Auteur: Joseph Conrad
Editeur: Le Livre de Poche – 2012 (216 pages)
Lu en avril 2024
Mon avis: Congo, fin du 19ème siècle. Le pays n’est pas encore une colonie belge, mais la propriété personnelle du roi Léopold II, qui en exploite les ressources, surtout l’ivoire.
Le capitaine Marlow (alter ego de Conrad), jeune marin anglais tenté par l’aventure africaine, débarque en Afrique équatoriale pour prendre le commandement d’un vieux vapeur branlant dont le capitaine est décédé récemment. Marlow est chargé de remonter le fleuve Congo pour aller récupérer un certain Kurtz, responsable d’un comptoir à Stanley Falls et grand pourvoyeur d’ivoire aux méthodes supposément immorales.
Marlow est fasciné par ce qu’il apprend sur ce personnage, dont on lui parle beaucoup mais qu’au final il verra et entendra fort peu, puisque l’homme est moribond quand il le retrouve enfin : un parfait gentleman, cultivé, intelligent, artiste à ses heures mais qui, au contact de cette terre africaine, de ses habitants, de sa nature sauvage et luxuriante et de son climat implacable, n’aurait plus écouté que sa cupidité et son obsession pour l’ivoire, et aurait tombé le masque de la civilisation pour basculer dans une sauvagerie absolue.

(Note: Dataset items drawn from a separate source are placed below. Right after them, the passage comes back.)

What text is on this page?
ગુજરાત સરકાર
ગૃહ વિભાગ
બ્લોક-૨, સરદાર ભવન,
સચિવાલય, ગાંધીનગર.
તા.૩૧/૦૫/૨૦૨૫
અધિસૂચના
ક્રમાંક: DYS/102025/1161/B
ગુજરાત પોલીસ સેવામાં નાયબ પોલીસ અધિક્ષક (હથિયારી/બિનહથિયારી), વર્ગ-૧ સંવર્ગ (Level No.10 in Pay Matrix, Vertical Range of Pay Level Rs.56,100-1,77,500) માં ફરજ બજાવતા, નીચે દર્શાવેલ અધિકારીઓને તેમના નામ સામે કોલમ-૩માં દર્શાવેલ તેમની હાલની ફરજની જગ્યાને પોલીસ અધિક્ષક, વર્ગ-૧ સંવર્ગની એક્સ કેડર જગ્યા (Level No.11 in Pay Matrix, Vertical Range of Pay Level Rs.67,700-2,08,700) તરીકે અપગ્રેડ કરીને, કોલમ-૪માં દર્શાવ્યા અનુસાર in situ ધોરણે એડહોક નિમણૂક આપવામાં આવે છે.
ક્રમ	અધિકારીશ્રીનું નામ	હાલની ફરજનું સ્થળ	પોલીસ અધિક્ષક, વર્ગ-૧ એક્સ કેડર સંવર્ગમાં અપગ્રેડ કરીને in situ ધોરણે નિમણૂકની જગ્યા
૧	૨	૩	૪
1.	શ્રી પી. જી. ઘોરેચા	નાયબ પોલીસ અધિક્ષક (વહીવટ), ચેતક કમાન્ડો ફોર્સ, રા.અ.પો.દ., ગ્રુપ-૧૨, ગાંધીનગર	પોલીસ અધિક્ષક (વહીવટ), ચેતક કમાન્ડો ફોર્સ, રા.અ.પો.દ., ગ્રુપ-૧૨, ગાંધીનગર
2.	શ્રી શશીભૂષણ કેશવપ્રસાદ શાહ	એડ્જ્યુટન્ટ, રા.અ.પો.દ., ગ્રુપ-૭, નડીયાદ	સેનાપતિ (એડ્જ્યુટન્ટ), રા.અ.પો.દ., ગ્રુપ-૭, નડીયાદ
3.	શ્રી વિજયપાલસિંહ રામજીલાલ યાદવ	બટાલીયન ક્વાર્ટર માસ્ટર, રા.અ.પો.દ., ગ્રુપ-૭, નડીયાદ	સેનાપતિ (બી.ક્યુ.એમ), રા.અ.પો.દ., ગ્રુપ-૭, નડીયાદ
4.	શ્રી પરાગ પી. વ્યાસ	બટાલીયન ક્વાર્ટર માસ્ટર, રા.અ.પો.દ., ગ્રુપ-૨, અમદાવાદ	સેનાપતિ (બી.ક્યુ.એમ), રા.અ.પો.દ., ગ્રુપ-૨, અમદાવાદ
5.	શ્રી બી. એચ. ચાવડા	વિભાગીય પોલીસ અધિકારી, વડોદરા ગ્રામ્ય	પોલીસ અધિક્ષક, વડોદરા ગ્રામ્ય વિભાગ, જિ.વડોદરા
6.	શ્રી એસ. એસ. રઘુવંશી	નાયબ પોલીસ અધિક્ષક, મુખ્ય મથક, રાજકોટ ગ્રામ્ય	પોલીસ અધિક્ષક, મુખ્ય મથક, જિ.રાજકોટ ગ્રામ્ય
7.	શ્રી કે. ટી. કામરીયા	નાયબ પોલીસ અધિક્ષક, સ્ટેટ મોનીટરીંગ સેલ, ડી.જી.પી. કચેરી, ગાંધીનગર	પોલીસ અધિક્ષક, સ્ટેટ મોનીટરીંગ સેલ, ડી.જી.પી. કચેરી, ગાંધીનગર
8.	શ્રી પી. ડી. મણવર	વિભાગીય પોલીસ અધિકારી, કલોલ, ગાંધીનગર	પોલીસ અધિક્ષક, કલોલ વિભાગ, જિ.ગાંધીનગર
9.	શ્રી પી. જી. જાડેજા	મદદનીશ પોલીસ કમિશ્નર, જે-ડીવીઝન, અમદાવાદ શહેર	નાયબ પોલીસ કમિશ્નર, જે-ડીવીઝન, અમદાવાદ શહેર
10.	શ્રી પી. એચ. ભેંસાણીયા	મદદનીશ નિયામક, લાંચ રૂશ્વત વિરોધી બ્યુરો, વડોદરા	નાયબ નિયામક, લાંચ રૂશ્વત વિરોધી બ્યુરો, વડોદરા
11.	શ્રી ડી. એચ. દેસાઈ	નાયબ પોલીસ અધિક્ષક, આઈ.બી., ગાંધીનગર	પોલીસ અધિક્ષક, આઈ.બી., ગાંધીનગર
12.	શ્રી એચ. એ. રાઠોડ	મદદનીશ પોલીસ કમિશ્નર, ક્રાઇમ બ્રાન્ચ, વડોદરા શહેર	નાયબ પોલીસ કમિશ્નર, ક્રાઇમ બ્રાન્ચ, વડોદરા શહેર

Tout au long de son périple, Marlow est envahi de sentiments troubles, contradictoires. Il perçoit tour à tour la jungle qui borde le fleuve comme un refuge maternel, matriciel mais, le plus souvent, comme un monde de dangers et de ténèbres. Marlow est constamment assailli par une sensation d’étrangeté et de mystère, enveloppé au propre et au figuré par la brume qui sourd tant de l’eau et de la forêt que de son esprit tourmenté. Et quand par moments le flou se dissipe, il est aveuglé par un soleil écrasant ou une nuit infernale.

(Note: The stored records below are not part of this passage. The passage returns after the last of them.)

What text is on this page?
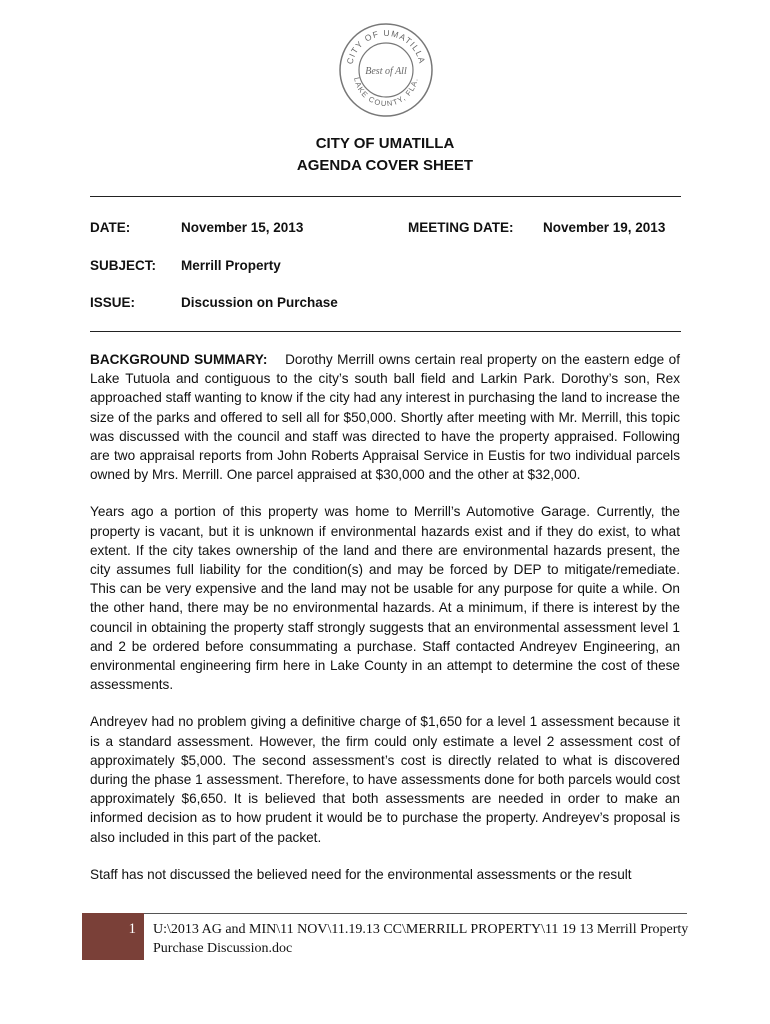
CITY OF UMATILLA
LAKE COUNTY, FLA.
Best of All
CITY OF UMATILLA
AGENDA COVER SHEET
DATE:	November 15, 2013	MEETING DATE: November 19, 2013
SUBJECT: Merrill Property
ISSUE:	Discussion on Purchase

BACKGROUND SUMMARY: Dorothy Merrill owns certain real property on the eastern edge of Lake Tutuola and contiguous to the city’s south ball field and Larkin Park. Dorothy’s son, Rex approached staff wanting to know if the city had any interest in purchasing the land to increase the size of the parks and offered to sell all for $50,000. Shortly after meeting with Mr. Merrill, this topic was discussed with the council and staff was directed to have the property appraised. Following are two appraisal reports from John Roberts Appraisal Service in Eustis for two individual parcels owned by Mrs. Merrill. One parcel appraised at $30,000 and the other at $32,000.

Years ago a portion of this property was home to Merrill’s Automotive Garage. Currently, the property is vacant, but it is unknown if environmental hazards exist and if they do exist, to what extent. If the city takes ownership of the land and there are environmental hazards present, the city assumes full liability for the condition(s) and may be forced by DEP to mitigate/remediate. This can be very expensive and the land may not be usable for any purpose for quite a while. On the other hand, there may be no environmental hazards. At a minimum, if there is interest by the council in obtaining the property staff strongly suggests that an environmental assessment level 1 and 2 be ordered before consummating a purchase. Staff contacted Andreyev Engineering, an environmental engineering firm here in Lake County in an attempt to determine the cost of these assessments.

Andreyev had no problem giving a definitive charge of $1,650 for a level 1 assessment because it is a standard assessment. However, the firm could only estimate a level 2 assessment cost of approximately $5,000. The second assessment’s cost is directly related to what is discovered during the phase 1 assessment. Therefore, to have assessments done for both parcels would cost approximately $6,650. It is believed that both assessments are needed in order to make an informed decision as to how prudent it would be to purchase the property. Andreyev’s proposal is also included in this part of the packet.

Staff has not discussed the believed need for the environmental assessments or the result

1	U:\2013 AG and MIN\11 NOV\11.19.13 CC\MERRILL PROPERTY\11 19 13 Merrill Property Purchase Discussion.doc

Ce roman dénonce la domination de l’Homme Blanc dit « civilisé » sur le « sauvage », l’appropriation, l’exploitation et la spoliation des richesses d’un pays sans la moindre considération pour sa population, sauf dans la mesure où elle peut servir de main-d’œuvre, et qui à ce titre subit des cruautés sans nom.
Marlow/Conrad remonte le Congo tout autant qu’il remonte le cours de l’âme humaine pour tenter de comprendre ce qu’elle comporte de part sombre, et pourquoi et comment cette obscurité, chez certains, se révèle au grand jour.
Un roman sombre, envoûtant, fascinant, oppressant, qui n’explique pas tous les événements ou comportements. Ce mystère, ces incertitudes, sont inconfortables pour le lecteur, comme ils l’ont sans doute été pour Marlow/Conrad. Ce dernier ne s’est pas lancé dans d’hypothétiques explications, pressentant probablement que la vie, l’âme ne seront jamais entièrement explicables. Savoir qu’on ne sait pas, un signe de l’intelligence et de la sagesse qui caractérisent ce roman très riche, à lire et à relire.
Présentation par l’éditeur:
Le Cœur des ténèbres s’inspire d’un épisode de la vie de Conrad en 1890 dans l’État libre du Congo mis en coupe réglée au profit de Léopold II. De cette expérience amère, l’écrivain a tiré un récit enchâssé dont chaque élément, à la façon des poupées russes, dissimule une autre réalité : la Tamise annonce le Congo, le yawl de croisière la Nellie le vapeur cabossé de Marlow, truchement de Conrad. Ces changements d’identité sont favorisés par les éclairages instables au coucher du soleil ou par le brouillard qui modifie tous les repères et dont émerge Kurtz. Présenté par de nombreux personnages bien avant d’entrer en scène, celui-ci fait voler en éclats toutes les définitions et finit par incarner le cœur énigmatique des ténèbres : le lieu où se rencontrent l’abjection la plus absolue et l’idéalisme le plus haut.